At a key moment the horrible realities of propaganda and political fallout are clarified. Let the suicide bombers go and do their murderous worst, and world reaction will demonise Al-Shabab and make the prosecution of war against them more justified. Eliminate the terrotist cell while knowingly killing an innocent child and her family, and world reaction will condemn an act which is no different from, and no better than, those they oppose. What this film does is haul us into the ops centre of anti-terrorist intelligence, denying the luxury of ignorance or not wanting to know. The nature of warfare, the military weaponry options, the nature and methods and aims of the often unknown and concealed enemy, the catastrophic loss of life and the extent of human suffering every time a terrorist offensive is successful, the near impotence of military strategy to deal with an enemy whose own death triggers their weapons, all create a nightmare world of dangerous ambiguity, moral confusion and political wariness.
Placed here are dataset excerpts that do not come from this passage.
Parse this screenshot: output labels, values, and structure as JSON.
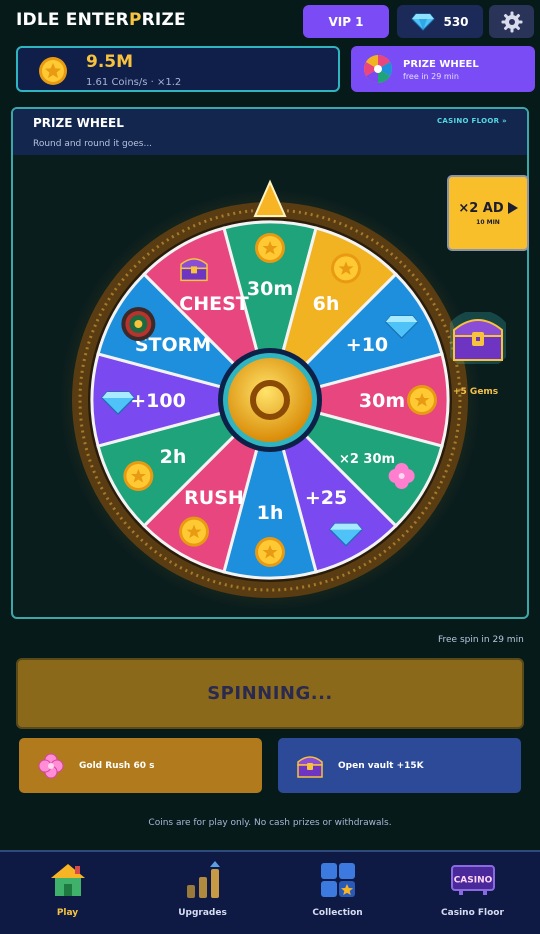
{
  "header": {
    "title_a": "IDLE ENTER",
    "title_b": "P",
    "title_c": "RIZE",
    "vip_label": "VIP 1",
    "gems": "530",
    "settings_icon": "gear-icon"
  },
  "coins": {
    "amount": "9.5M",
    "rate": "1.61 Coins/s  ·  ×1.2",
    "icon": "coin-icon"
  },
  "promo": {
    "title": "PRIZE WHEEL",
    "subtitle": "free in 29 min",
    "icon": "wheel-icon"
  },
  "panel": {
    "title": "PRIZE WHEEL",
    "subtitle": "Round and round it goes...",
    "link": "CASINO FLOOR »"
  },
  "ad_button": {
    "main": "×2 AD",
    "sub": "10 MIN"
  },
  "side_reward": {
    "label": "+5 Gems",
    "icon": "chest-icon"
  },
  "wheel": {
    "segments": [
      {
        "label": "30m",
        "color": "#1fa37a",
        "icon": "coin-icon"
      },
      {
        "label": "6h",
        "color": "#f2b322",
        "icon": "coin-icon"
      },
      {
        "label": "+10",
        "color": "#1d8fdc",
        "icon": "gem-icon"
      },
      {
        "label": "30m",
        "color": "#e8467f",
        "icon": "coin-icon"
      },
      {
        "label": "×2 30m",
        "color": "#1fa37a",
        "icon": "clover-icon"
      },
      {
        "label": "+25",
        "color": "#7a49ef",
        "icon": "gem-icon"
      },
      {
        "label": "1h",
        "color": "#1d8fdc",
        "icon": "coin-icon"
      },
      {
        "label": "RUSH",
        "color": "#e8467f",
        "icon": "coin-icon"
      },
      {
        "label": "2h",
        "color": "#1fa37a",
        "icon": "coin-icon"
      },
      {
        "label": "+100",
        "color": "#7a49ef",
        "icon": "gem-icon"
      },
      {
        "label": "STORM",
        "color": "#1d8fdc",
        "icon": "roulette-icon"
      },
      {
        "label": "CHEST",
        "color": "#e8467f",
        "icon": "chest-icon"
      }
    ]
  },
  "free_spin": "Free spin in 29 min",
  "spin_button": "SPINNING...",
  "actions": {
    "gold_rush": "Gold Rush 60 s",
    "vault": "Open vault +15K"
  },
  "disclaimer": "Coins are for play only. No cash prizes or withdrawals.",
  "nav": [
    {
      "label": "Play",
      "icon": "house-icon",
      "active": true
    },
    {
      "label": "Upgrades",
      "icon": "bar-chart-icon",
      "active": false
    },
    {
      "label": "Collection",
      "icon": "grid-icon",
      "active": false
    },
    {
      "label": "Casino Floor",
      "icon": "casino-sign-icon",
      "active": false
    }
  ],
  "nav_casino_text": "CASINO"
}
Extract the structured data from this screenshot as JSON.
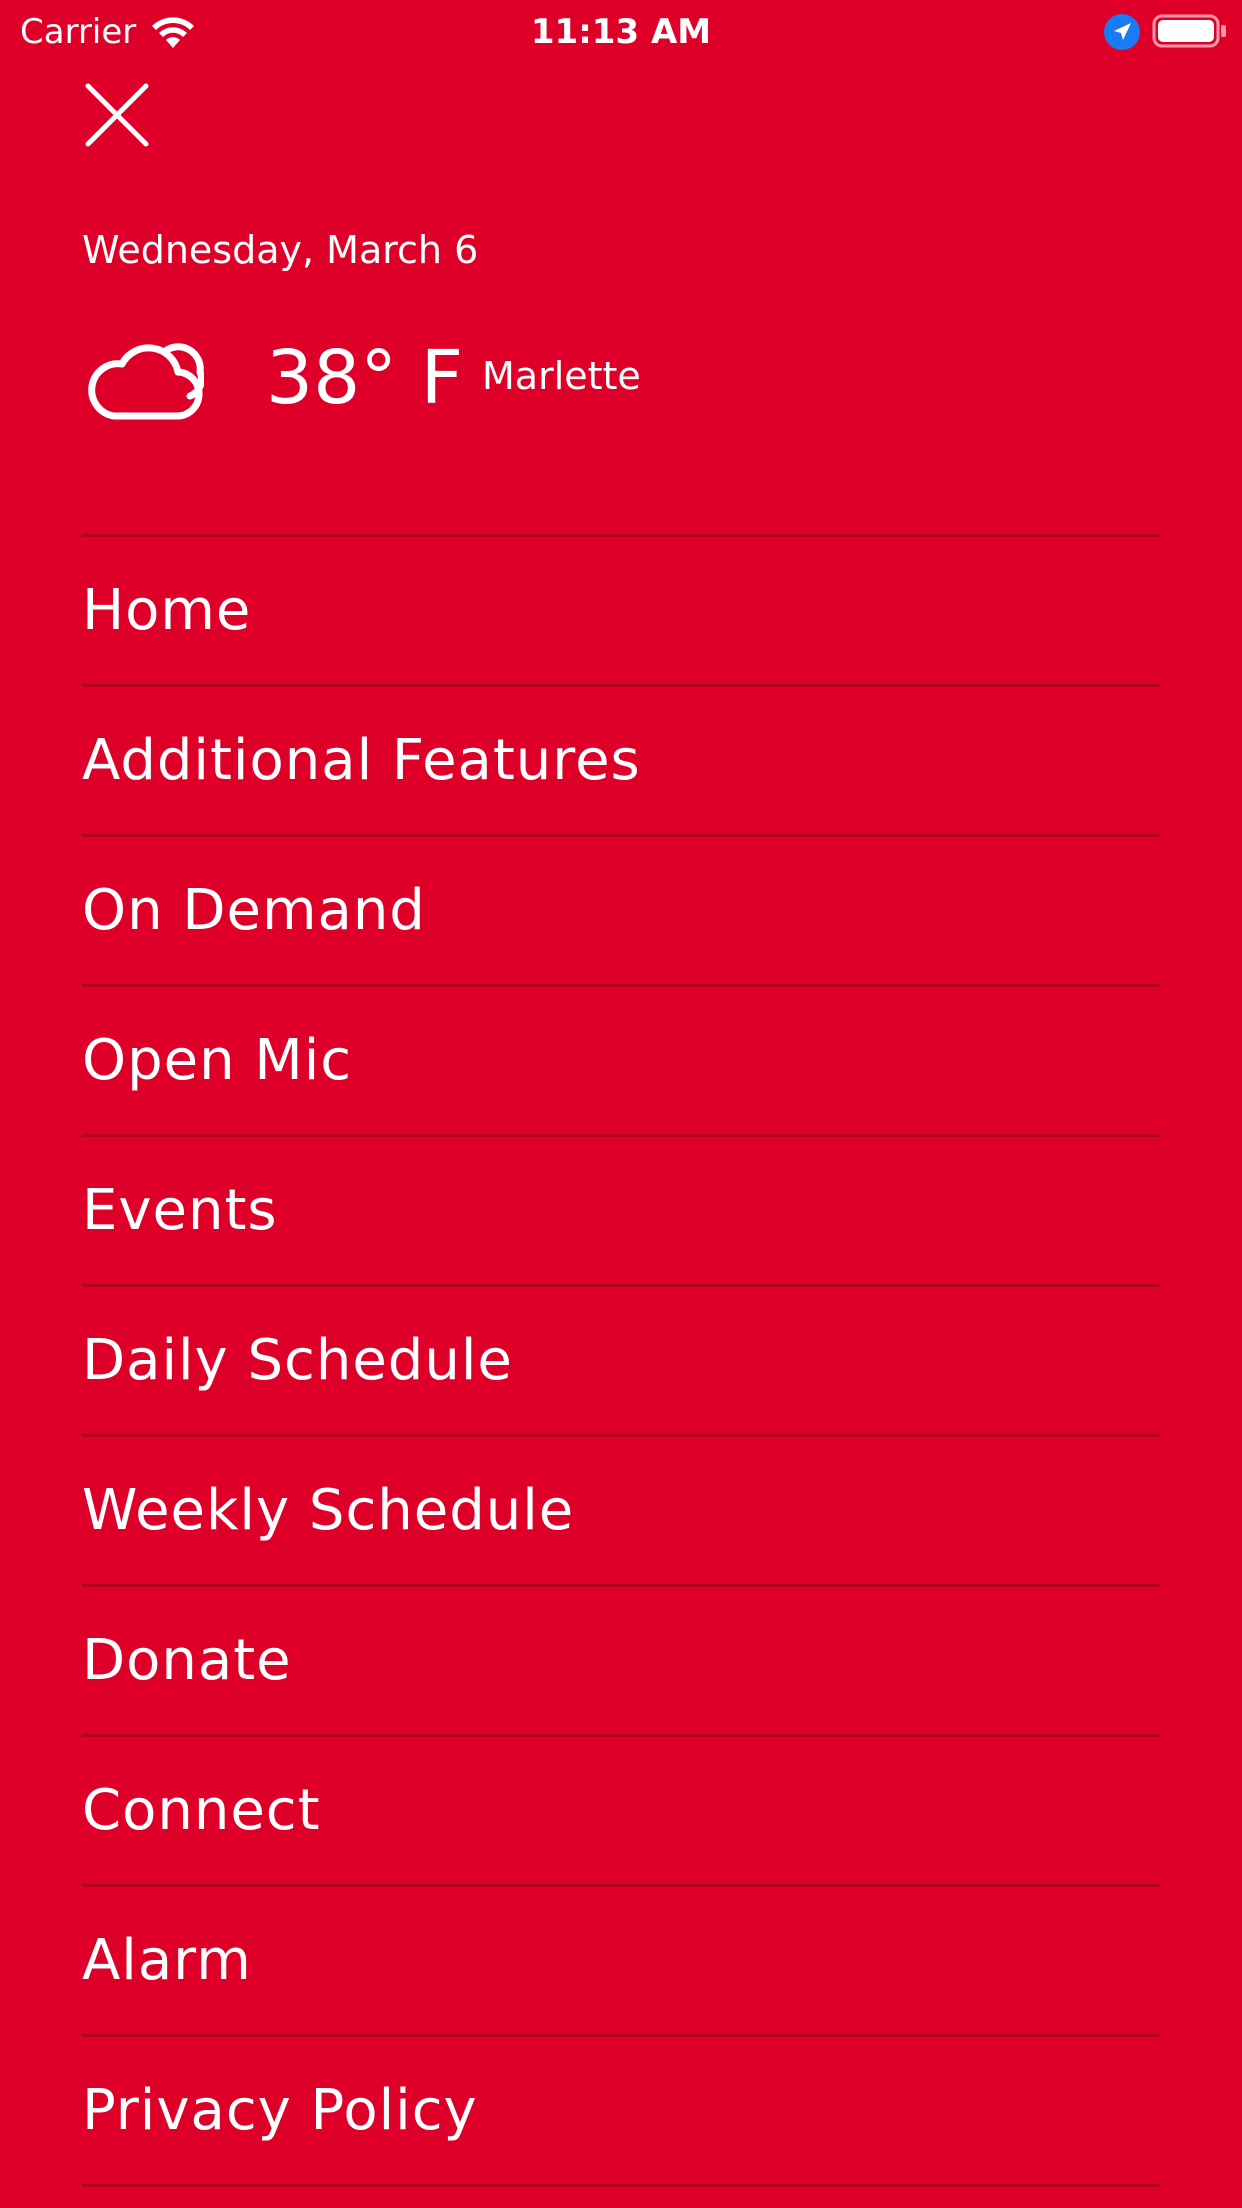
{
  "status_bar": {
    "carrier": "Carrier",
    "time": "11:13 AM"
  },
  "header": {
    "date": "Wednesday, March 6",
    "temperature": "38° F",
    "location": "Marlette",
    "weather_icon": "cloudy-icon"
  },
  "menu": {
    "items": [
      {
        "label": "Home"
      },
      {
        "label": "Additional Features"
      },
      {
        "label": "On Demand"
      },
      {
        "label": "Open Mic"
      },
      {
        "label": "Events"
      },
      {
        "label": "Daily Schedule"
      },
      {
        "label": "Weekly Schedule"
      },
      {
        "label": "Donate"
      },
      {
        "label": "Connect"
      },
      {
        "label": "Alarm"
      },
      {
        "label": "Privacy Policy"
      }
    ]
  },
  "colors": {
    "background": "#df0029",
    "text": "#ffffff",
    "location_arrow": "#1a7cf5"
  }
}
A virtual reality world of remote warfare, drones, satellites, advanced surveillance, has changed forever the rules of military engagement.
I came out of the dark cinema, having been glued to a screen showing darkened rooms, computer screens showing images of a world where high tech surveillance was juxtaposed with bread making and a hula hoop, and in which a child with a hoped for good future played within yards of two young men whose future was mortgaged to their radicalised goal of self-immolation for purposes of mass death in the name of their god. And I came out into sunshine and the sound of the waves of the North Sea a hundred yards away. And I ask, which world is real - the sunlit sea front, or the darkened room with its computerised intelligence, defence and counter terrorist hardware, or the oil lit hut in Somalia where terrorism is prayed over and planned within a liturgy of hate and lethasl intent, or the back yard where a child plays in the sunlight from the same sun? And in all of this, where does the hula hoop and the bread fit in, and who makes the choice whether the child with a hoped for future will be allowed to live into that future, or become one more cipher in the mathematics of collateral damage estimates?